I have two large datasets that want to match with each other
library(tidyverse)
df1 <- tibble(position=c(10,11,200,250,300))
df1
#> # A tibble: 5 × 1
#> position
#> <dbl>
#> 1 10
#> 2 11
#> 3 200
#> 4 250
#> 5 300
df2 <- tibble(start=c(1,10,200,251),
end=c(20,100,250,350),
name=c("geneA","geneB","geneC","geneD"))
df2
#> # A tibble: 4 × 3
#> start end name
#> <dbl> <dbl> <chr>
#> 1 1 20 geneA
#> 2 10 100 geneB
#> 3 200 250 geneC
#> 4 251 350 geneD
Created on 2022-03-03 by the reprex package (v2.0.1)

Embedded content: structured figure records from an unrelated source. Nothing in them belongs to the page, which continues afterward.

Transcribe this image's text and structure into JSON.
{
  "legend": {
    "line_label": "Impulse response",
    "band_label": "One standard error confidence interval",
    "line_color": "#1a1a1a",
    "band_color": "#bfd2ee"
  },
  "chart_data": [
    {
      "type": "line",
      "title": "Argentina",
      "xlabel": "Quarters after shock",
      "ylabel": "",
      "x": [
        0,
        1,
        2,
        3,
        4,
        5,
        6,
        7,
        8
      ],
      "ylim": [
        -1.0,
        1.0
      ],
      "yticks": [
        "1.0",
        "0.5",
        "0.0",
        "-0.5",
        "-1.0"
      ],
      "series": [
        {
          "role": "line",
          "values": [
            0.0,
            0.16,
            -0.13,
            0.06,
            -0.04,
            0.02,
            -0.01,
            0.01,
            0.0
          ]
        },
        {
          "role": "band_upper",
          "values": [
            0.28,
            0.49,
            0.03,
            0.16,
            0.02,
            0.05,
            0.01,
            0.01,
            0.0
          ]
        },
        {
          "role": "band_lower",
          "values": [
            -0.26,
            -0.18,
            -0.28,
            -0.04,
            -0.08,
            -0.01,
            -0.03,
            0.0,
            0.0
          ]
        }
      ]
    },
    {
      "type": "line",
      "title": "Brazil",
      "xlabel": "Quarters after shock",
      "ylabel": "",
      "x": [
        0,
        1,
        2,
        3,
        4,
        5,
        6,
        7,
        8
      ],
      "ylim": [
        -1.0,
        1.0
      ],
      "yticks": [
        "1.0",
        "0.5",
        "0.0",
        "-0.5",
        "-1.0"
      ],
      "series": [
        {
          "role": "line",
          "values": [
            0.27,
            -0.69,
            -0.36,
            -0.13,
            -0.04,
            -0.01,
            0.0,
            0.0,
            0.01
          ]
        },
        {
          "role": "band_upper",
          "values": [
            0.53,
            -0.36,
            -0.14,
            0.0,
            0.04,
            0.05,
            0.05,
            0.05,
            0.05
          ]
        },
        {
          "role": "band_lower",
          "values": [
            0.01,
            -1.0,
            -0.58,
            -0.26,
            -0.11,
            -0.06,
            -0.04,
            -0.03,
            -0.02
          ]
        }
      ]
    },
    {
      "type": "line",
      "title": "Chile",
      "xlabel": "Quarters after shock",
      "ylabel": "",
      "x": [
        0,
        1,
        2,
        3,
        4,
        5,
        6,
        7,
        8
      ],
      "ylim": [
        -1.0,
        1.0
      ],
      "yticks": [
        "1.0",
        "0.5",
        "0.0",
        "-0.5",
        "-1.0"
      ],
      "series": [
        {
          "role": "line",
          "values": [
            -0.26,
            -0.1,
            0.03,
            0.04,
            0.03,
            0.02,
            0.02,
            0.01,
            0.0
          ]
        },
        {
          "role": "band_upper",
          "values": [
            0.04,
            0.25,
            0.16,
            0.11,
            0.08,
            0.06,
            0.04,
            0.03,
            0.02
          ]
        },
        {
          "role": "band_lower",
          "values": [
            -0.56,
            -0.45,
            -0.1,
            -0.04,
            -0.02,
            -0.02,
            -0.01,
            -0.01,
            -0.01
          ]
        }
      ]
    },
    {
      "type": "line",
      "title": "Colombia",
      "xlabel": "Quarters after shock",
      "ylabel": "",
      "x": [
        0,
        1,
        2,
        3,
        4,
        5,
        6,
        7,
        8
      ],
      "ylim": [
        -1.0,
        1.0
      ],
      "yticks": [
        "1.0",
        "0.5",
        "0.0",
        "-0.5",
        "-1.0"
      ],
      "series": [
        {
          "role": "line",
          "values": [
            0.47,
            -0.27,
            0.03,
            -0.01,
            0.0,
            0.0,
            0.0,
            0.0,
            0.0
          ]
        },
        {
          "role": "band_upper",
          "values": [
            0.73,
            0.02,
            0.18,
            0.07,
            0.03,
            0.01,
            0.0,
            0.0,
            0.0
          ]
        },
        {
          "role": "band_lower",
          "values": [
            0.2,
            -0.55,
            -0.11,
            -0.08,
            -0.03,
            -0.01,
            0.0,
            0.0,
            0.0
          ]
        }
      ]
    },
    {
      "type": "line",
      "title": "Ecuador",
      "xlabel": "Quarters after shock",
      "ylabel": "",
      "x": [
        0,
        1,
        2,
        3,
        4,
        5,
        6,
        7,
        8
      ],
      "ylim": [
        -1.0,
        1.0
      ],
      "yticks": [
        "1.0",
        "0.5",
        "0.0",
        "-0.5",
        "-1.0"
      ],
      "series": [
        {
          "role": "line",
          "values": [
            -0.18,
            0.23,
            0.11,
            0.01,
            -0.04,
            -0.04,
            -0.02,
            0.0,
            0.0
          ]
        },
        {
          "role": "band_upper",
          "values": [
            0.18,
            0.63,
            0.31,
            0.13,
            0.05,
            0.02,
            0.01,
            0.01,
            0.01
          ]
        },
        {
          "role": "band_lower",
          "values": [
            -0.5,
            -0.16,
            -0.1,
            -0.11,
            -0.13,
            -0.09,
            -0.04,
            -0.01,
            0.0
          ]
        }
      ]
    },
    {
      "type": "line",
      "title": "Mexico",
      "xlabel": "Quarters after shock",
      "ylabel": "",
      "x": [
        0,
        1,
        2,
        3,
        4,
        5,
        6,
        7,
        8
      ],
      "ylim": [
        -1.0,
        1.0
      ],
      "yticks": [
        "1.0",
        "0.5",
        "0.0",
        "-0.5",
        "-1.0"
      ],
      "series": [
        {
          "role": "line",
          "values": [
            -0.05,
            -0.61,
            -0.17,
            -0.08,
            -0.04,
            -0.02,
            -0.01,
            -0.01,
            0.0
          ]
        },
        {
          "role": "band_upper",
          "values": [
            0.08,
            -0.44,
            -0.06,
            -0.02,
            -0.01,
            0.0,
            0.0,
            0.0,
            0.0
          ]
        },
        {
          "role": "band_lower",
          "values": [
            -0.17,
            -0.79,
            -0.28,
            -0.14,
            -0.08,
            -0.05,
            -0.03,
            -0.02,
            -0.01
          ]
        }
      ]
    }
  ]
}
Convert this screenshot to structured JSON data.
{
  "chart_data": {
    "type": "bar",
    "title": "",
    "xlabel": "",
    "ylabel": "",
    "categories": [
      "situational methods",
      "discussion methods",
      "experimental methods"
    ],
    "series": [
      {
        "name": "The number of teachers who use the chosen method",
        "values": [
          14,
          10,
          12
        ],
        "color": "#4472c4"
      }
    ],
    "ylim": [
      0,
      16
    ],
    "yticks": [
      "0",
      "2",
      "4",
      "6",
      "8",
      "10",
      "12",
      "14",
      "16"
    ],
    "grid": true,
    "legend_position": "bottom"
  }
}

I have the position of the genes in the df1 and I want to find based on the range (start-end) from the df2 how many genes can be found in this position.
I want my data to look like this
position start end name
<dbl> <dbl> <dbl> <chr>
1 10 1 20 geneA
2 10 10 100 geneB
3 11 1 20 geneA
4 11 10 100 geneB
5 200 200 250 geneC
6 250 200 250 geneC
7 300 251 350 geneD
One way to solve this could be through crossing and filtering
df1 %>%
crossing(df2) %>%
filter(position >= start & position <= end)
However my dataset is way too large and can not afford crossing or expanding. Any other idea?